Tidak bisa dipungkiri bahwa keluarga dan lingkungan memiliki peran dalam kasus perundungan ini. Orang tua yang sibuk atau keluarga yang tidak harmonis sering kali tidak mampu menjalankan fungsinya dengan sempurna. Di samping itu, lingkungan masyarakat yang semakin individualistis serta akses informasi dari media sosial yang sangat mudah diakses membuat semua itu menjadi pupuk bagi berkembangnya perundungan ini.
Namun, semua ini bukanlah penyebab utama, melainkan dampak dari nilai kehidupan yang saat ini dibangun dengan sistem kehidupan sekuler. Sistem ini memisahkan urusan agama dari kehidupan, sehingga mencabut nilai-nilai moral dan agama, dan pada akhirnya melahirkan liberalisme yang mengagungkan kebebasan. Kebebasan bertingkah laku dan berpikir membuat agama hanya sebatas status saja.
Lantas, ada apa dengan institusi pendidikan kita sekarang? Mengapa semakin banyak masalah yang muncul di kalangan remaja? Ini adalah hal yang wajar terjadi karena sistem kehidupan yang dipakai saat ini memang menjauhkan agama dari kehidupan sehari-hari, sehingga menjauhkan solusi yang benar dari segala permasalahan yang terjadi.

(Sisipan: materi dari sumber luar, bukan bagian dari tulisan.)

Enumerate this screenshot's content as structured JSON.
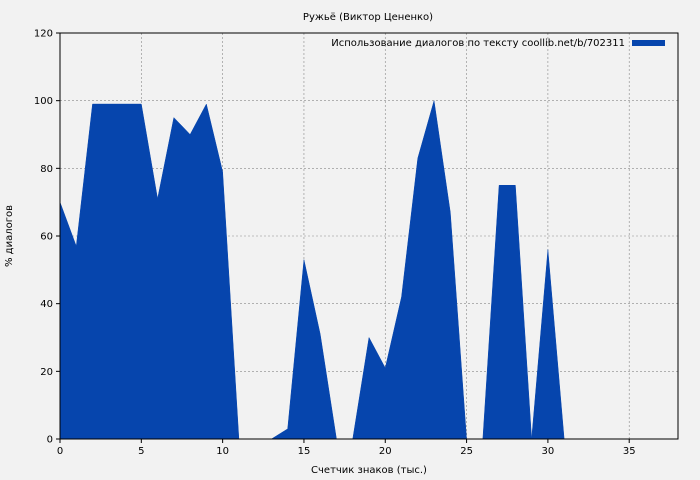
{
  "chart_data": {
    "type": "area",
    "title": "Ружьё (Виктор Цененко)",
    "xlabel": "Счетчик знаков (тыс.)",
    "ylabel": "% диалогов",
    "xlim": [
      0,
      38
    ],
    "ylim": [
      0,
      120
    ],
    "xticks": [
      0,
      5,
      10,
      15,
      20,
      25,
      30,
      35
    ],
    "yticks": [
      0,
      20,
      40,
      60,
      80,
      100,
      120
    ],
    "grid": true,
    "legend_position": "top-right",
    "series": [
      {
        "name": "Использование диалогов по тексту coollib.net/b/702311",
        "color": "#0645ad",
        "x": [
          0,
          1,
          2,
          3,
          4,
          5,
          6,
          7,
          8,
          9,
          10,
          11,
          12,
          13,
          14,
          15,
          16,
          17,
          18,
          19,
          20,
          21,
          22,
          23,
          24,
          25,
          26,
          27,
          28,
          29,
          30,
          31
        ],
        "y": [
          70,
          57,
          99,
          99,
          99,
          99,
          71,
          95,
          90,
          99,
          79,
          0,
          0,
          0,
          3,
          53,
          31,
          0,
          0,
          30,
          21,
          42,
          83,
          100,
          67,
          0,
          0,
          75,
          75,
          0,
          56,
          0
        ]
      }
    ]
  }
}
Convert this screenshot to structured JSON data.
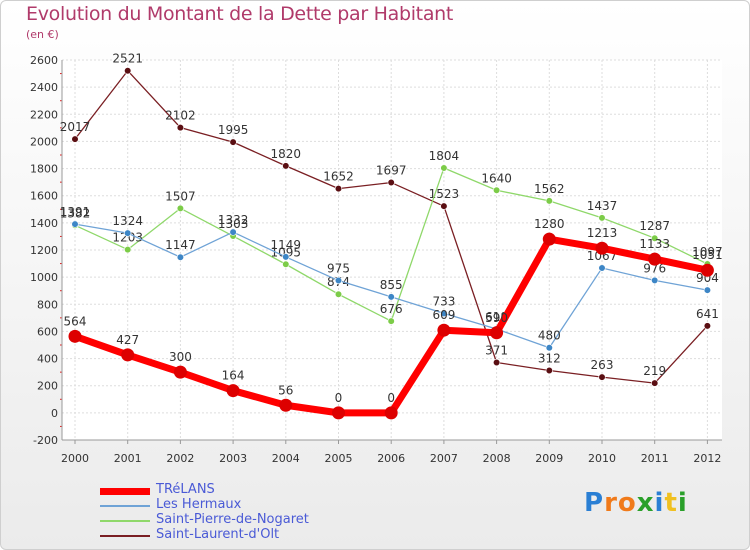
{
  "chart_data": {
    "type": "line",
    "title": "Evolution du Montant de la Dette par Habitant",
    "subtitle": "(en €)",
    "x": [
      "2000",
      "2001",
      "2002",
      "2003",
      "2004",
      "2005",
      "2006",
      "2007",
      "2008",
      "2009",
      "2010",
      "2011",
      "2012"
    ],
    "ylim": [
      -200,
      2600
    ],
    "yticks": [
      -200,
      0,
      200,
      400,
      600,
      800,
      1000,
      1200,
      1400,
      1600,
      1800,
      2000,
      2200,
      2400,
      2600
    ],
    "grid": true,
    "legend_position": "bottom-left",
    "series": [
      {
        "name": "Saint-Laurent-d'Olt",
        "color": "#7a1f23",
        "point_color": "#5a0e12",
        "values": [
          2017,
          2521,
          2102,
          1995,
          1820,
          1652,
          1697,
          1523,
          371,
          312,
          263,
          219,
          641
        ]
      },
      {
        "name": "Saint-Pierre-de-Nogaret",
        "color": "#8fd86a",
        "point_color": "#7ccc48",
        "values": [
          1382,
          1203,
          1507,
          1303,
          1095,
          874,
          676,
          1804,
          1640,
          1562,
          1437,
          1287,
          1097
        ]
      },
      {
        "name": "Les Hermaux",
        "color": "#6fa3d6",
        "point_color": "#3d86c6",
        "values": [
          1391,
          1324,
          1147,
          1332,
          1149,
          975,
          855,
          733,
          618,
          480,
          1067,
          976,
          904
        ]
      },
      {
        "name": "TRéLANS",
        "color": "#ff0000",
        "point_color": "#dd0000",
        "values": [
          564,
          427,
          300,
          164,
          56,
          0,
          0,
          609,
          590,
          1280,
          1213,
          1133,
          1051
        ]
      }
    ]
  },
  "legend": [
    {
      "label": "TRéLANS",
      "color": "#ff0000"
    },
    {
      "label": "Les Hermaux",
      "color": "#6fa3d6"
    },
    {
      "label": "Saint-Pierre-de-Nogaret",
      "color": "#8fd86a"
    },
    {
      "label": "Saint-Laurent-d'Olt",
      "color": "#7a1f23"
    }
  ],
  "logo": {
    "letters": [
      "P",
      "r",
      "o",
      "x",
      "i",
      "t",
      "i"
    ],
    "colors": [
      "#2a7fd4",
      "#f07a1a",
      "#f07a1a",
      "#2aa02a",
      "#2a7fd4",
      "#f0c020",
      "#2aa02a"
    ]
  }
}
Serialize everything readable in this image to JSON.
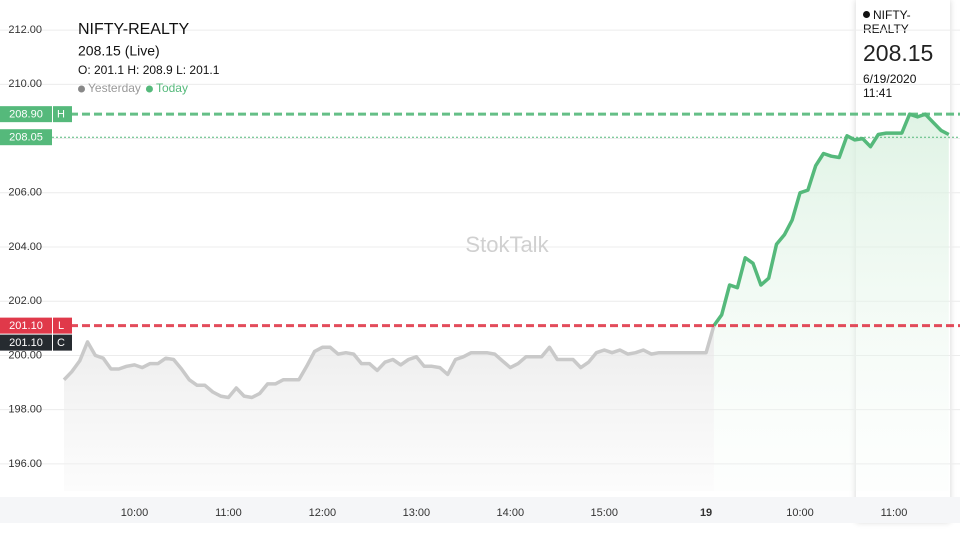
{
  "chart_data": {
    "type": "line",
    "title": "NIFTY-REALTY",
    "subtitle": "208.15 (Live)",
    "ohlc_text": "O: 201.1 H: 208.9 L: 201.1",
    "watermark": "StokTalk",
    "categories": [
      null,
      null,
      null,
      null,
      null,
      null,
      null,
      null,
      null,
      "10:00",
      null,
      null,
      null,
      null,
      null,
      null,
      null,
      null,
      null,
      null,
      null,
      "11:00",
      null,
      null,
      null,
      null,
      null,
      null,
      null,
      null,
      null,
      null,
      null,
      "12:00",
      null,
      null,
      null,
      null,
      null,
      null,
      null,
      null,
      null,
      null,
      null,
      "13:00",
      null,
      null,
      null,
      null,
      null,
      null,
      null,
      null,
      null,
      null,
      null,
      "14:00",
      null,
      null,
      null,
      null,
      null,
      null,
      null,
      null,
      null,
      null,
      null,
      "15:00",
      null,
      null,
      null,
      null,
      null,
      null,
      null,
      null,
      null,
      null,
      null,
      null,
      "19",
      null,
      null,
      null,
      null,
      null,
      null,
      null,
      null,
      null,
      null,
      null,
      "10:00",
      null,
      null,
      null,
      null,
      null,
      null,
      null,
      null,
      null,
      null,
      null,
      "11:00",
      null,
      null,
      null,
      null,
      null,
      null,
      null
    ],
    "series": [
      {
        "name": "Yesterday",
        "color": "#c9c9c9",
        "values": [
          199.1,
          199.4,
          199.8,
          200.5,
          200.0,
          199.9,
          199.5,
          199.5,
          199.6,
          199.65,
          199.55,
          199.7,
          199.7,
          199.9,
          199.85,
          199.5,
          199.1,
          198.9,
          198.9,
          198.65,
          198.5,
          198.45,
          198.8,
          198.5,
          198.45,
          198.6,
          198.95,
          198.95,
          199.1,
          199.1,
          199.1,
          199.6,
          200.15,
          200.3,
          200.3,
          200.05,
          200.1,
          200.05,
          199.7,
          199.7,
          199.45,
          199.75,
          199.85,
          199.65,
          199.85,
          199.95,
          199.6,
          199.6,
          199.55,
          199.3,
          199.85,
          199.95,
          200.1,
          200.1,
          200.1,
          200.05,
          199.8,
          199.55,
          199.7,
          199.95,
          199.95,
          199.95,
          200.3,
          199.85,
          199.85,
          199.85,
          199.55,
          199.75,
          200.1,
          200.2,
          200.1,
          200.2,
          200.05,
          200.1,
          200.2,
          200.05,
          200.1,
          200.1,
          200.1,
          200.1,
          200.1,
          200.1,
          200.1,
          201.1,
          null,
          null,
          null,
          null,
          null,
          null,
          null,
          null,
          null,
          null,
          null,
          null,
          null,
          null,
          null,
          null,
          null,
          null,
          null,
          null,
          null,
          null,
          null,
          null,
          null,
          null,
          null,
          null,
          null,
          null
        ]
      },
      {
        "name": "Today",
        "color": "#55b97b",
        "values": [
          null,
          null,
          null,
          null,
          null,
          null,
          null,
          null,
          null,
          null,
          null,
          null,
          null,
          null,
          null,
          null,
          null,
          null,
          null,
          null,
          null,
          null,
          null,
          null,
          null,
          null,
          null,
          null,
          null,
          null,
          null,
          null,
          null,
          null,
          null,
          null,
          null,
          null,
          null,
          null,
          null,
          null,
          null,
          null,
          null,
          null,
          null,
          null,
          null,
          null,
          null,
          null,
          null,
          null,
          null,
          null,
          null,
          null,
          null,
          null,
          null,
          null,
          null,
          null,
          null,
          null,
          null,
          null,
          null,
          null,
          null,
          null,
          null,
          null,
          null,
          null,
          null,
          null,
          null,
          null,
          null,
          null,
          null,
          201.1,
          201.5,
          202.6,
          202.5,
          203.6,
          203.4,
          202.6,
          202.85,
          204.1,
          204.45,
          205.0,
          206.0,
          206.1,
          207.0,
          207.45,
          207.35,
          207.3,
          208.1,
          207.95,
          208.0,
          207.7,
          208.15,
          208.2,
          208.2,
          208.2,
          208.9,
          208.8,
          208.9,
          208.6,
          208.3,
          208.15
        ]
      }
    ],
    "ylim": [
      195,
      213
    ],
    "yticks": [
      {
        "value": 196,
        "label": "196.00"
      },
      {
        "value": 198,
        "label": "198.00"
      },
      {
        "value": 200,
        "label": "200.00"
      },
      {
        "value": 202,
        "label": "202.00"
      },
      {
        "value": 204,
        "label": "204.00"
      },
      {
        "value": 206,
        "label": "206.00"
      },
      {
        "value": 208,
        "label": "208.00"
      },
      {
        "value": 210,
        "label": "210.00"
      },
      {
        "value": 212,
        "label": "212.00"
      }
    ],
    "grid": true,
    "reference_lines": [
      {
        "value": 208.9,
        "label": "208.90",
        "tag": "H",
        "color": "#55b97b",
        "style": "dashed"
      },
      {
        "value": 208.05,
        "label": "208.05",
        "color": "#55b97b",
        "style": "dotted"
      },
      {
        "value": 201.1,
        "label": "201.10",
        "tag": "L",
        "color": "#e0394a",
        "style": "dashed"
      },
      {
        "value": 201.1,
        "label": "201.10",
        "tag": "C",
        "color": "#262b30",
        "style": "none"
      }
    ],
    "tooltip": {
      "name": "NIFTY-REALTY",
      "value": "208.15",
      "date": "6/19/2020",
      "time": "11:41"
    }
  }
}
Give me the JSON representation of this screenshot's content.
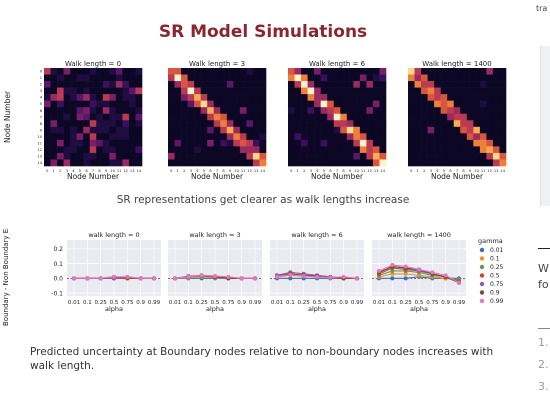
{
  "slide": {
    "title": "SR Model Simulations",
    "caption_top": "SR representations get clearer as walk lengths increase",
    "caption_bottom": "Predicted uncertainty at Boundary nodes relative to non-boundary nodes increases with walk length."
  },
  "heatmaps": {
    "titles": [
      "Walk length = 0",
      "Walk length = 3",
      "Walk length = 6",
      "Walk length = 1400"
    ],
    "xlabel": "Node Number",
    "ylabel": "Node Number",
    "ticks": [
      "0",
      "1",
      "2",
      "3",
      "4",
      "5",
      "6",
      "7",
      "8",
      "9",
      "10",
      "11",
      "12",
      "13",
      "14"
    ]
  },
  "chart_data": {
    "type": "line",
    "panels": [
      "walk length = 0",
      "walk length = 3",
      "walk length = 6",
      "walk length = 1400"
    ],
    "xlabel": "alpha",
    "ylabel": "Boundary - Non Boundary Entropy",
    "x": [
      "0.01",
      "0.1",
      "0.25",
      "0.5",
      "0.75",
      "0.9",
      "0.99"
    ],
    "ylim": [
      -0.1,
      0.25
    ],
    "yticks": [
      "0.2",
      "0.1",
      "0.0",
      "-0.1"
    ],
    "legend_title": "gamma",
    "grid": true,
    "legend_placement": "right",
    "series": [
      {
        "name": "0.01",
        "color": "#3b6fb6",
        "panels": [
          [
            0,
            0,
            0,
            0,
            0,
            0,
            0
          ],
          [
            0,
            0,
            0,
            0,
            0,
            0,
            0
          ],
          [
            0,
            0,
            0,
            0,
            0,
            0,
            0
          ],
          [
            0,
            0,
            0,
            0.01,
            0,
            0,
            0
          ]
        ]
      },
      {
        "name": "0.1",
        "color": "#f28e2b",
        "panels": [
          [
            0,
            0,
            0,
            0,
            0,
            0,
            0
          ],
          [
            0,
            0.005,
            0.01,
            0.005,
            0,
            0,
            0
          ],
          [
            0.01,
            0.02,
            0.015,
            0.01,
            0.005,
            0,
            0
          ],
          [
            0.01,
            0.03,
            0.03,
            0.02,
            0.01,
            0,
            -0.01
          ]
        ]
      },
      {
        "name": "0.25",
        "color": "#59a14f",
        "panels": [
          [
            0,
            0,
            0,
            0,
            0,
            0,
            0
          ],
          [
            0,
            0.01,
            0.015,
            0.01,
            0,
            0,
            0
          ],
          [
            0.02,
            0.03,
            0.02,
            0.015,
            0.005,
            0,
            0
          ],
          [
            0.02,
            0.05,
            0.05,
            0.04,
            0.02,
            0.01,
            -0.01
          ]
        ]
      },
      {
        "name": "0.5",
        "color": "#d4433a",
        "panels": [
          [
            0,
            0,
            0,
            0,
            0,
            0,
            0
          ],
          [
            0,
            0.01,
            0.02,
            0.01,
            0.005,
            0,
            0
          ],
          [
            0.02,
            0.04,
            0.03,
            0.02,
            0.01,
            0,
            0
          ],
          [
            0.03,
            0.07,
            0.06,
            0.05,
            0.03,
            0.01,
            -0.02
          ]
        ]
      },
      {
        "name": "0.75",
        "color": "#8c5bb0",
        "panels": [
          [
            0,
            0,
            0,
            0,
            0.01,
            0,
            0
          ],
          [
            0,
            0.015,
            0.02,
            0.015,
            0.005,
            0,
            0
          ],
          [
            0.02,
            0.04,
            0.03,
            0.02,
            0.01,
            0,
            0
          ],
          [
            0.04,
            0.08,
            0.07,
            0.05,
            0.03,
            0.01,
            -0.03
          ]
        ]
      },
      {
        "name": "0.9",
        "color": "#7a4a2e",
        "panels": [
          [
            0,
            0,
            0,
            0.01,
            0.005,
            0,
            0
          ],
          [
            0,
            0.01,
            0.02,
            0.01,
            0,
            0,
            0
          ],
          [
            0.01,
            0.03,
            0.02,
            0.015,
            0.005,
            0,
            0
          ],
          [
            0.04,
            0.08,
            0.07,
            0.06,
            0.03,
            0.01,
            -0.03
          ]
        ]
      },
      {
        "name": "0.99",
        "color": "#e377c2",
        "panels": [
          [
            0,
            0,
            0,
            0.01,
            0.01,
            0,
            0
          ],
          [
            0,
            0.01,
            0.02,
            0.015,
            0.01,
            0,
            0
          ],
          [
            0.01,
            0.025,
            0.015,
            0.01,
            0.005,
            0.01,
            0
          ],
          [
            0.05,
            0.09,
            0.08,
            0.06,
            0.04,
            0.02,
            -0.03
          ]
        ]
      }
    ]
  },
  "sidebar": {
    "top_text": "tra",
    "mid_text_1": "W",
    "mid_text_2": "fo",
    "list": [
      "1.",
      "2.",
      "3."
    ]
  }
}
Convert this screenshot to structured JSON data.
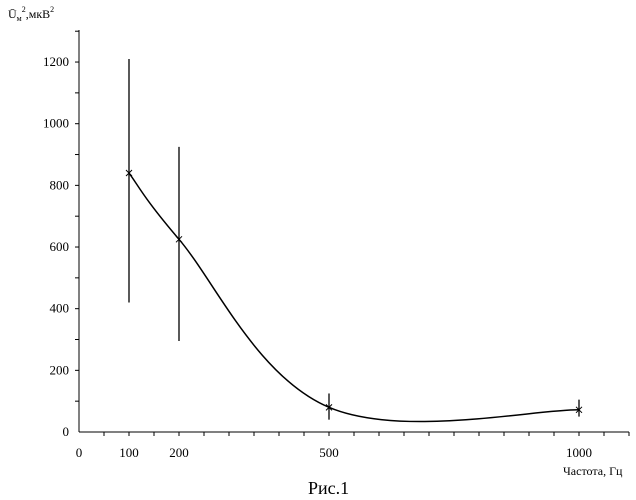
{
  "chart_data": {
    "type": "line",
    "title": "",
    "caption": "Рис.1",
    "ylabel": {
      "base": "Ū",
      "sub": "м",
      "sup": "2",
      "units": ",мкВ",
      "units_sup": "2"
    },
    "xlabel": "Частота, Гц",
    "xlim": [
      0,
      1100
    ],
    "ylim": [
      0,
      1300
    ],
    "x_ticks": [
      0,
      100,
      200,
      500,
      1000
    ],
    "y_ticks": [
      0,
      200,
      400,
      600,
      800,
      1000,
      1200
    ],
    "x_tick_labels": [
      "0",
      "100",
      "200",
      "500",
      "1000"
    ],
    "y_tick_labels": [
      "0",
      "200",
      "400",
      "600",
      "800",
      "1000",
      "1200"
    ],
    "grid": false,
    "series": [
      {
        "x": [
          100,
          200,
          500,
          1000
        ],
        "y": [
          840,
          625,
          80,
          72
        ],
        "error_low": [
          420,
          295,
          40,
          50
        ],
        "error_high": [
          1210,
          925,
          125,
          105
        ]
      }
    ]
  }
}
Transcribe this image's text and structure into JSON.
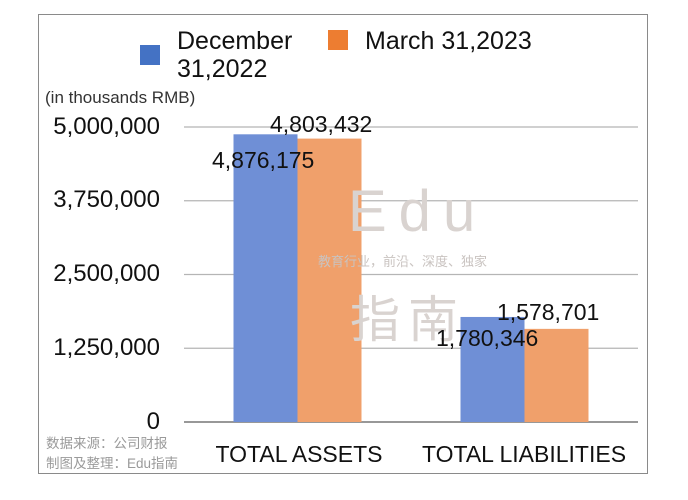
{
  "chart_data": {
    "type": "bar",
    "categories": [
      "TOTAL ASSETS",
      "TOTAL LIABILITIES"
    ],
    "series": [
      {
        "name": "December 31,2022",
        "values": [
          4876175,
          1780346
        ],
        "labels": [
          "4,876,175",
          "1,780,346"
        ],
        "color": "#6f8fd6"
      },
      {
        "name": "March 31,2023",
        "values": [
          4803432,
          1578701
        ],
        "labels": [
          "4,803,432",
          "1,578,701"
        ],
        "color": "#f0a06b"
      }
    ],
    "ylim": [
      0,
      5000000
    ],
    "yticks": [
      "0",
      "1,250,000",
      "2,500,000",
      "3,750,000",
      "5,000,000"
    ],
    "ytick_values": [
      0,
      1250000,
      2500000,
      3750000,
      5000000
    ],
    "unit_label": "(in thousands RMB)",
    "legend": {
      "position": "top",
      "items": [
        "December\n31,2022",
        "March 31,2023"
      ],
      "colors": [
        "#4472c4",
        "#ed7d31"
      ]
    },
    "grid": true
  },
  "source": {
    "line1": "数据来源：公司财报",
    "line2": "制图及整理：Edu指南"
  },
  "watermark": {
    "brand": "Edu",
    "tagline": "教育行业，前沿、深度、独家",
    "name": "指南"
  }
}
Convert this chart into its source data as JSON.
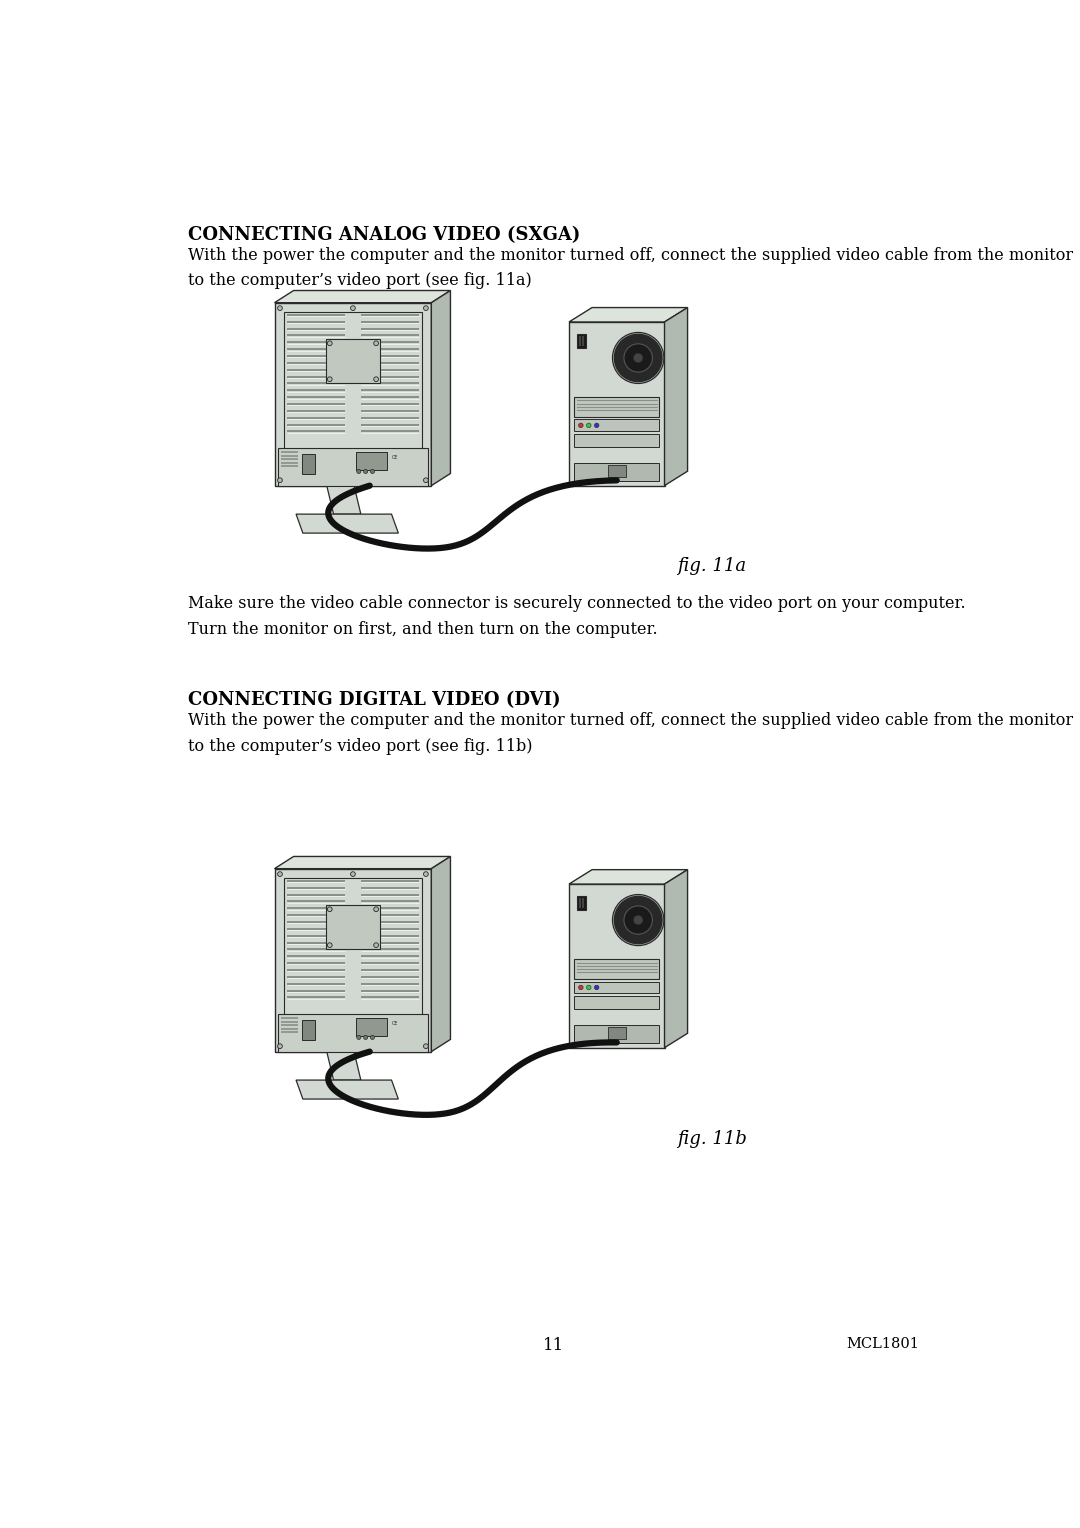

Maka jelas bahwa penyebab mendasar perundungan adalah persoalan yang bersifat sistemik, yakni akibat penerapan sistem sekuler kapitalisme yang memengaruhi seluruh aspek kehidupan, termasuk sistem pendidikannya.
Sistem pendidikan sekuler mencetak generasi yang rapuh dan kering akan nilai agama, yang bisa bebas berbuat apa saja. Generasi yang tak tahu tujuan hidupnya ditambah dengan aturan dan kebijakan penguasa yang sarat dengan liberalisme, membuat informasi masuk tanpa bisa disaring.
Oleh karena itu, semakin jelas bahwa sistem sekuler ini memang rusak dan merusak. Solusi yang ditawarkan pun malah menimbulkan permasalahan baru dan menggiring manusia untuk semakin jauh dari aturan agama.
Islam Solusi Permasalahan Bullying
Berbeda dengan sistem Islam (Khilafah) yang menjadikan akidah Islam sebagai dasar kehidupan dengan aturan rinci dan sempurna. Islam memberikan solusi atas seluruh problematika kehidupan manusia, termasuk bagaimana Islam memberikan aturan yang jelas terkait pendidikan dan pengasuhan anak oleh orang tua, negara, dan lingkungan masyarakat.
Islam menetapkan bahwa penjagaan anak dari bentuk kedzaliman dan hal yang merusak bukan hanya tanggung jawab orang tua, tetapi juga tanggung jawab masyarakat atau lingkungannya dan negara yang berperan dalam membentuk anak-anak yang berkepribadian Islam. Anak-anak yang kelak akan menjaga keberlangsungan negeri ini.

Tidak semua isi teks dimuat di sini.